The Democrats didn’t get out enough of their voters to win the election in Georgia and across the country, she said.
Evans said the Democratic Party is on the right side of issues facing Georgia and that she believes the party will have success in the state in the near future not only because of the changing demographics but also because issues the party champions have broad popular support.
Evans was speaking to a group of 30–all but four of them women–at the Oconee County Library in Watkinsville on Nov. 13, five days after Donald Trump swept to victory with the support of the majority of the voters in Oconee County and the state.
Evans told the group to start working harder at the local level to get Democrats elected to local and state offices.
“I think the worst thing we can do at this juncture is blame the voters and pretend like we know better than them,” Evans said. “We are responsible for selling our message and making folks realize why we have something better to offer.”
Evans said Democrats have a lot to be proud of and should have been able to create a message for their candidate.
“It is our party that is more friendly to business,” she said. “We don’t talk about it.”
Evans said she understands that it is hard for people in strong Republican counties such as Oconee to realize that it is possible to increase the number of Democratic votes, but she believes it can be done.
And she said Democrats have to realize that change will come about at the state and federal level only as a result of change at the local level.
Working on a local race helps candidates higher up, Evans said. If a local candidate can turn out voters, those same voters often will vote for Democrats for state and federal offices, she said.
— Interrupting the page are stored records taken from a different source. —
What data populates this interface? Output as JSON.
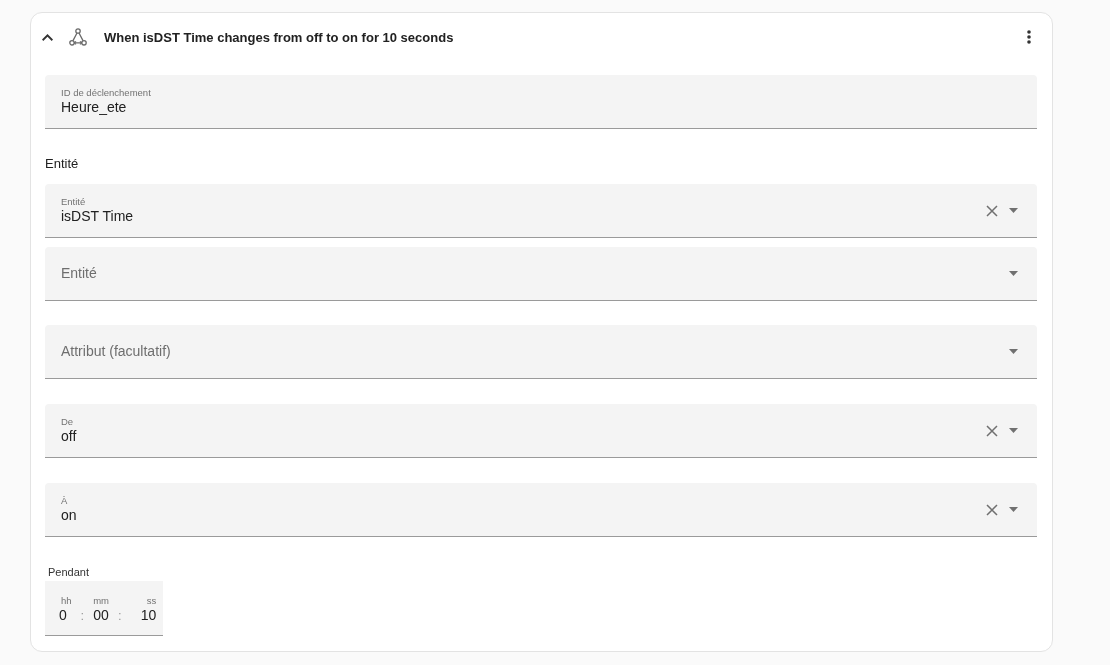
{
  "header": {
    "title": "When isDST Time changes from off to on for 10 seconds",
    "expanded": true
  },
  "trigger_id_field": {
    "label": "ID de déclenchement",
    "value": "Heure_ete"
  },
  "entity_section": {
    "heading": "Entité",
    "fields": [
      {
        "label": "Entité",
        "value": "isDST Time",
        "clearable": true
      },
      {
        "placeholder": "Entité",
        "clearable": false
      }
    ]
  },
  "state_fields": [
    {
      "placeholder": "Attribut (facultatif)",
      "clearable": false
    },
    {
      "label": "De",
      "value": "off",
      "clearable": true
    },
    {
      "label": "À",
      "value": "on",
      "clearable": true
    }
  ],
  "duration": {
    "label": "Pendant",
    "units": [
      {
        "label": "hh",
        "value": "0",
        "separator": ":"
      },
      {
        "label": "mm",
        "value": "00",
        "separator": ":"
      },
      {
        "label": "ss",
        "value": "10"
      }
    ]
  }
}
All Oconee County office holders are Republicans, and no Democrat ran for local office this year or four years ago.
The Cobb County representative said she believes the Democratic Party will have a chance to make significant strides in the 2018 election cycle, when there will be a swing against the party in power, and that the Party has a chance to win the governorship.
Evans said Democrats should not be focusing on the popular vote victory of Clinton and criticizing the victory by Trump in the Electoral College.
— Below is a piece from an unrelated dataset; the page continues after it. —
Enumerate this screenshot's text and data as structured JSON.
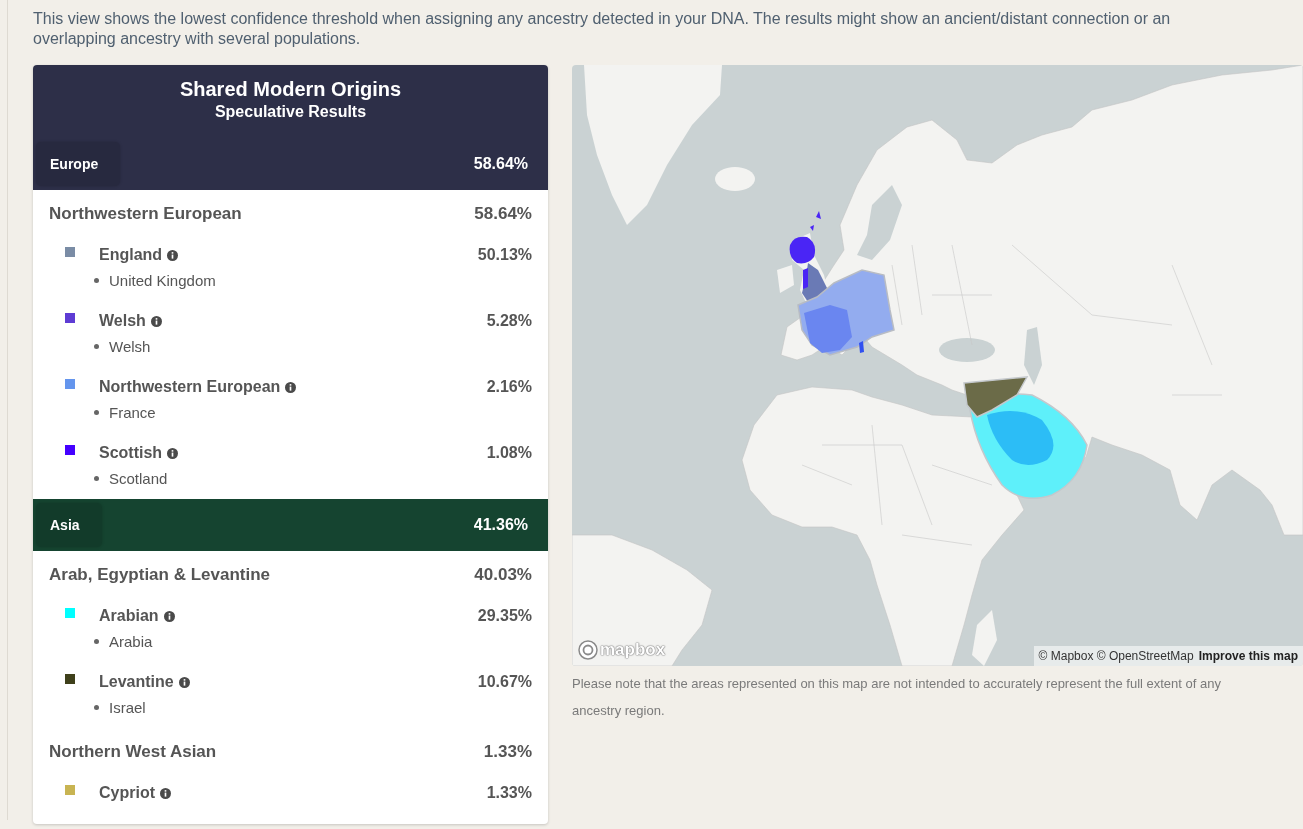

“We were never playing to win the popular vote. Trump wasn’t playing to win the popular vote,” Evans said. “We were all trying to win the Electoral College because that was the game.”
The latest count puts Clinton up by 1,677,041 votes nationally. That translates to 48.0 percent of the popular vote for Clinton vs. 46.7 percent for Trump.
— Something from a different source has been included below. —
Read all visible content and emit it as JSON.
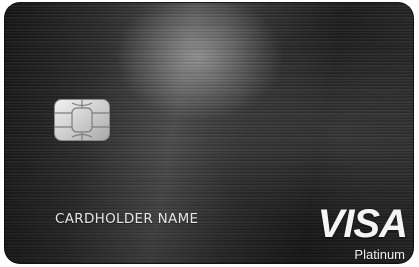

Clinton got only 232 votes in the Electoral College to the projected 306 for Trump.
Evans grew up in Ringgold in northwest Georgia, the daughter of carpet mill workers.
She told the Oconee County gathering that she was able to attend college only because of the Hope Scholarship.
She earned a bachelor’s degree in economics and political science from the University of Georgia and then graduated from the University of Georgia School of Law.
Evans was elected to the Georgia House of Representatives in 2010 and has worked to restore HOPE funding for students in technical schools in the state.
The crowd attending the meeting at the Oconee County Library included young mothers with children in tow.
Ann Stoneburner from the Oconee Democrats introduced Evans.
The complete video of the presentation, including Evans’ responses to questions following her formal makes, is below.
The video is stored on the Candidate Forums, Political Meetings, Political Events Channel of the Vimeo site for Oconee County Observations.
Evans is second representative of the Georgia House who has spoken to Oconee Democrats in recent months.
Stacey Abrams, minority leader in the Georgia House of Representatives, spoke to the group in September.
The Oconee County Republican Party has not been programming speakers this year.